There is so much more to do. The past 12 months have galvanised my belief in what makes a great school: an ambitious, knowledge-rich curriculum, taught by well trained teachers in a disciplined environment with high expectations and led by inspiring head teachers who create a caring ethos where conscientiousness dominates and success is rewarded and celebrated.
Amidst the pandemic, education ministers have remained focused on making sure we give teachers the training and support they need to give pupils the education vital to enable them to steer their own destinies. We are implementing the most significant reforms to teacher training in a generation, making sure all teacher training courses are rooted in evidence of what works, such as the importance of the explicit teaching of knowledge and how to manage classroom behaviour. And from September we are changing teacher induction to give all newly qualified teachers two years of mentored support based on the new Early Career Framework developed by some of the best training organisations in the country.
Alongside this, our new Institute of Teaching will give a new generation of teachers the expertise they need to drive up standards in our schools. Opening in September 2022, it will be the first organisation of its kind, delivering first-rate professional development for teacher trainees through to executive heads and system leaders, challenging failed education orthodoxies of the past, putting evidence based approaches at its core and delivering the pluralism demanded by Jonathan Clark in his ConHome article this week.
We are determined to return to full exams from next summer. Put simply, unseen external examinations are the fairest and most valid means we have to assess what pupils have learned in their time at school. And our reformed GCSEs are the gold standard of validating pupils’ attainment. Those who seek their abolition are profoundly mistaken. GCSEs help to deliver a well-structured and broad academic curriculum. For a significant minority they will be the only academic qualifications they hold – hugely important for any future career change. And GCSE results help to hold schools to account.

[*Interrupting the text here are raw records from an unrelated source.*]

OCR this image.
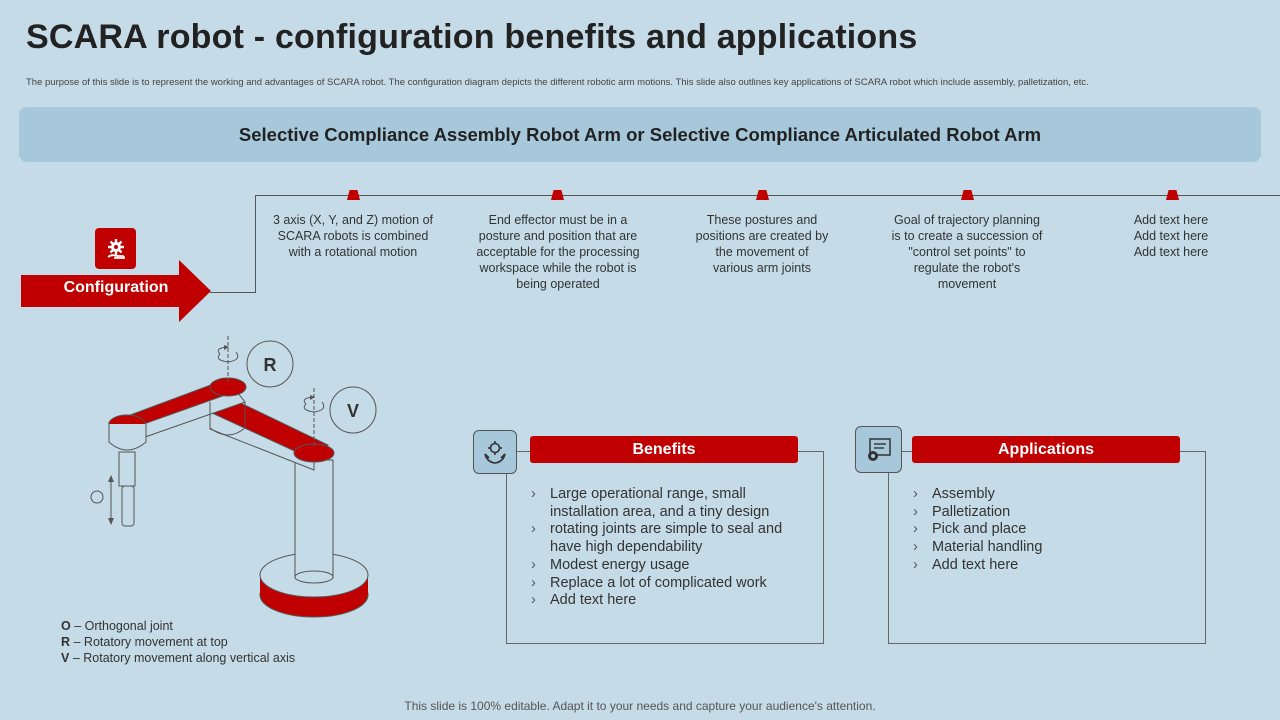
SCARA robot - configuration benefits and applications
The purpose of this slide is to represent the working and advantages of SCARA robot. The configuration diagram depicts the different robotic arm motions. This slide also outlines key applications of SCARA robot which include assembly, palletization, etc.
Selective Compliance Assembly Robot Arm or Selective Compliance Articulated Robot Arm
3 axis (X, Y, and Z) motion of SCARA robots is combined with a rotational motion
End effector must be in a posture and position that are acceptable for the processing workspace while the robot is being operated
These postures and positions are created by the movement of various arm joints
Goal of trajectory planning is to create a succession of "control set points" to regulate the robot's movement
Add text here Add text here Add text here
Configuration
R
V
O – Orthogonal joint
R – Rotatory movement at top
V – Rotatory movement along vertical axis
Benefits
› Large operational range, small installation area, and a tiny design
› rotating joints are simple to seal and have high dependability
› Modest energy usage
› Replace a lot of complicated work
› Add text here
Applications
› Assembly
› Palletization
› Pick and place
› Material handling
› Add text here
This slide is 100% editable. Adapt it to your needs and capture your audience's attention.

We must strongly resist the calls from those who talk about ripping up our curriculum to make it more ‘relevant’ or to make it solely about preparing pupils for work. This would be to deny children their birthright – and it’s the most disadvantaged in society who would suffer the most, who may have less access to this rich knowledge in the home.
I believe that the purpose of education is to open up a pupil’s mind to the finest examples of human endeavour – what Oakeshott called “an inheritance of human achievements” – unlike the tepid child-led progressivism of the Left.
We have achieved much over the past 11 years, but there is much more to do. We must look to those areas of the country that remain left behind and those areas of policy where the education revolution is unfinished. With children back in school, and with the sunlight of spring in the sky, this is a Government – and a Schools Minister – energised by the task ahead of us.